Почему-то кажется, будто ступеней стало в несколько раз больше, чем во время подъёма. Или это потому что мы тогда спасались от опасности? А так, реальное ощущение, будто спускаешься к центру Земли. Даже интересно: на кой чёрт рыли такой глубокий колодец? Планировали устроить норы, типа тех, которые нарыл враг? Тот самый непринятый проект Стена?
Ну, вроде бы почти спустились. Молчанов готовится спрыгнуть в пещеру и ждёт меня, чтобы его страховали. Вроде бы ничего не изменилось: тот же узкий проход, ведущий на высокую ступеньку. В пещере — полумрак, так что приходится светить фонарями, раздвигая почти материальную тень.
Никого.
С одной стороны — это хорошо: отодвигается необходимость расчехлять оружие. А с другой — мы же сюда пришли, чтобы получить какое-то сообщение, а не просто пялиться на пол и стены.
— Осторожно, — говорит Молчанов и спрыгивает в пещеру. Ведёт стволом Кочета вправо-влево. — Ничего.
Я тоже спрыгиваю и оглядываюсь по сторонам. Пока- через прицел штурмовой винтовки. Командир прав: небольшая пещера абсолютно пуста и чиста; исчезли даже следы недавней потасовки, точно кто-то тщательно убрался, после нашего ухода. Делюсь этой мыслью с Федей. Он хмыкает.
— Или перед приходом, — говорит кум. — Торжественный приём, то-сё. Красной дорожки не хватает.
— Не нужно ни красной дорожки, ни хлеба-соли, — наша компания увеличивается сразу на двух женщин. — Лучше пусть сообщат, что им нужно и отпустят восвояси.

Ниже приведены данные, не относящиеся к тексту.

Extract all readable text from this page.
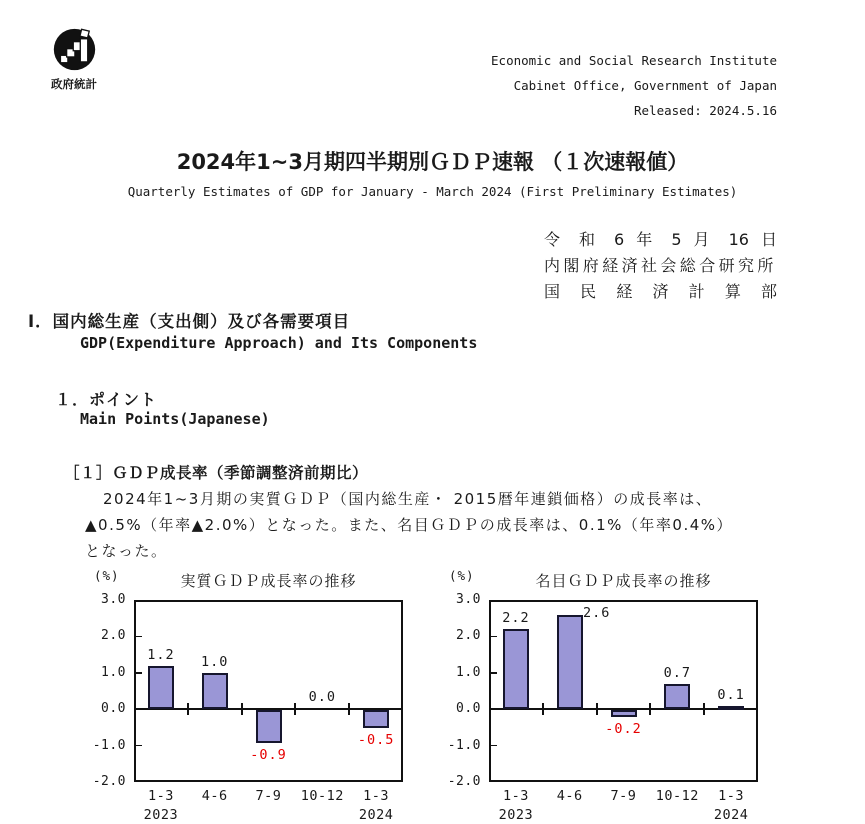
政府統計
Economic and Social Research Institute
Cabinet Office, Government of Japan
Released: 2024.5.16
2024年1~3月期四半期別ＧＤＰ速報 （１次速報値）
Quarterly Estimates of GDP for January - March 2024 (First Preliminary Estimates)
令 和 6 年 5 月 16 日
内閣府経済社会総合研究所
国 民 経 済 計 算 部
Ⅰ．国内総生産（支出側）及び各需要項目
GDP(Expenditure Approach) and Its Components
１．ポイント
Main Points(Japanese)
［１］ＧＤＰ成長率（季節調整済前期比）
2024年1~3月期の実質ＧＤＰ（国内総生産・ 2015暦年連鎖価格）の成長率は、
▲0.5%（年率▲2.0%）となった。また、名目ＧＤＰの成長率は、0.1%（年率0.4%）
となった。
(%)	実質ＧＤＰ成長率の推移
3.0
2.0
1.0
0.0
-1.0
-2.0
1.2
1-3
1.0
4-6
-0.9
7-9
0.0
10-12
-0.5
1-3
2023	2024
(%)	名目ＧＤＰ成長率の推移
3.0
2.0
1.0
0.0
-1.0
-2.0
2.2
1-3
2.6
4-6
-0.2
7-9
0.7
10-12
0.1
1-3
2023	2024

— Думаю, так просто не получится, — Настя опускает Иволгу. — Хотели бы просто сообщить — так бы и сделали. Им что-то от нас нужно. Или от Громова.
Куда пойдём? — Надя светит сначала в один, из двух проходов, потом — во второй. — Чёй-то тут, по-моему, очень глубоко. Шмякнемся — костей не соберём.
— А там мы уже были, — Молчанов кивает на второй выход. — Доберёмся до батута и дальше что? Будем прыгать, пока не запрыгнем?
Я подхожу к дырке в полу, напоминающей большой колодец и смотрю. Свечу фонарём: та же темнота, без изменений. Балуюсь с режимами забрала — то же самое. Снимаю шлем вообще, под негодующее ворчание командира и ложусь на пол.
— Уронил чего? — в пещере объявляется Егор. — Или рыбу ловишь?
— Рыбка плавает по дну, — бормочу я, вглядываясь в темноту. — Не поймаешь ни одну. Нет, поймаешь. Думаю, нам — сюда.
— Петух тоже много чего думал, — Молчанов ложится рядом. — Что ты там уже узрел? Табличку: Добро пожаловать, Леонид?
— Типа того. Гляди, видишь: вон там светится. И свет точно обрезает темнотой. Похоже, что там есть ещё один батут и выход.
Надя, которая успела присоединиться к нам, молча бросает вниз гранату, которую всё это время держала в руке. В свете фонаря видно, как металлическое яйцо летит вниз и на глубине полутора десятка метров ударяется о что-то невидимое. Несколько раз подпрыгивает и замирает на месте. Молчанов поворачивает голову и некоторое время безмолвно смотрит на Кротову.